Las pruebas arqueológicas más antiguas que se
conservan de una intervención con gases tóxicos proceden de Siria, en concreto
de Dura-Europos, una antigua ciudad que fue abandonada cuando en el año 256 de
nuestra Era el Imperio sasánida se la arrebató a los romanos. Durante el
asedio, los persas utilizaron en uno de los túneles una mezcla con contenido de
azufre que provocó una nube tóxica en la que fallecieron veinte soldados (19
romanos y 1 sasánida, seguramente el que hizo arder la mezcla) en pocos
minutos. Durante la Edad Media y la Edad Moderna hay referencias de la
utilización de ciertas mezclas que al incendiarse desprendían gases que cegaban
al enemigo, y ya en el siglo XVII se extendió la costumbre de lanzar en los
asedios proyectiles incendiarios con sustancias como azufre, grasa, resinas o
nitrato potásico con la intención de chinchar a los defensores tanto como fuese
posible.
Sin embargo, los orígenes de la moderna guerra
química hay que buscarlos a mediados del siglo XIX, cuando el desarrollo de la
ciencia y de la industria dieron paso a las primeras propuestas que iban en
serio.
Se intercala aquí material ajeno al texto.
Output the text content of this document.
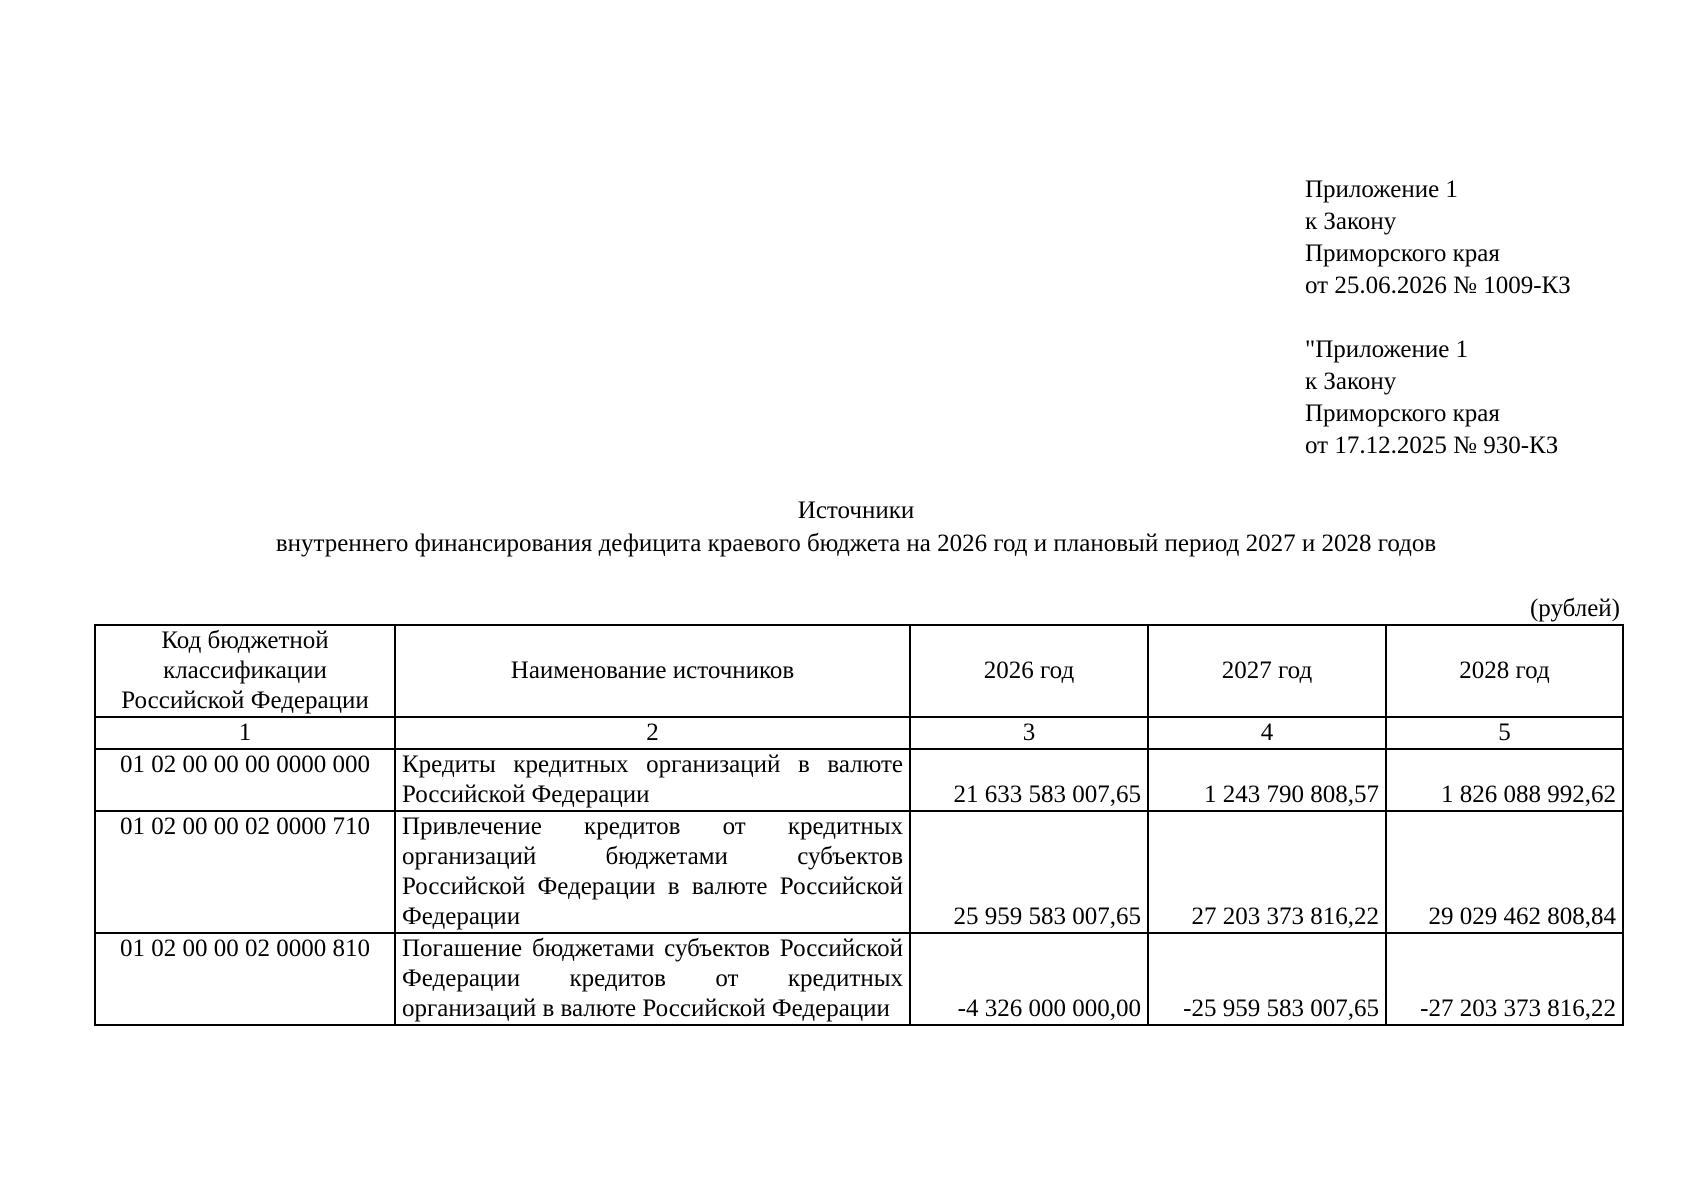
Приложение 1
к Закону
Приморского края
от 25.06.2026 № 1009-КЗ
"Приложение 1
к Закону
Приморского края
от 17.12.2025 № 930-КЗ
Источники
внутреннего финансирования дефицита краевого бюджета на 2026 год и плановый период 2027 и 2028 годов
(рублей)
Код бюджетной классификации Российской Федерации	Наименование источников	2026 год	2027 год	2028 год
1	2	3	4	5
01 02 00 00 00 0000 000	Кредиты кредитных организаций в валюте Российской Федерации	21 633 583 007,65	1 243 790 808,57	1 826 088 992,62
01 02 00 00 02 0000 710	Привлечение кредитов от кредитных организаций бюджетами субъектов Российской Федерации в валюте Российской Федерации	25 959 583 007,65	27 203 373 816,22	29 029 462 808,84
01 02 00 00 02 0000 810	Погашение бюджетами субъектов Российской Федерации кредитов от кредитных организаций в валюте Российской Федерации	-4 326 000 000,00	-25 959 583 007,65	-27 203 373 816,22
La persona que ostenta el dudoso honor de haber puesto la primera piedra
en el ignominioso camino fue el escocés Lyon Playfair, científico y a la vez
secretario del Departamento de Ciencia y Arte de su graciosa majestad, quien en
1854 sugirió el empleo de cianuro de cacodilo durante la Guerra de Crimea, con
objeto de acabar con el sitio de Sebastopol. Su propuesta fue finalmente
rechazada como inhumana, a lo que Playfair contestó, no sin cierta razón, que
cual era la diferencia entre rellenar los proyectiles con gas ponzoñoso o con
metal fundido. Nuevas propuestas avivaron el debate, hasta que la creciente
preocupación por la posibilidad de emplear este tipo de armas desembocó en el
acuerdo al que se llegó en la Conferencia de la Haya en 1899, en el que se
prohibía equipar los proyectiles con cualquier tipo de gas asfixiante.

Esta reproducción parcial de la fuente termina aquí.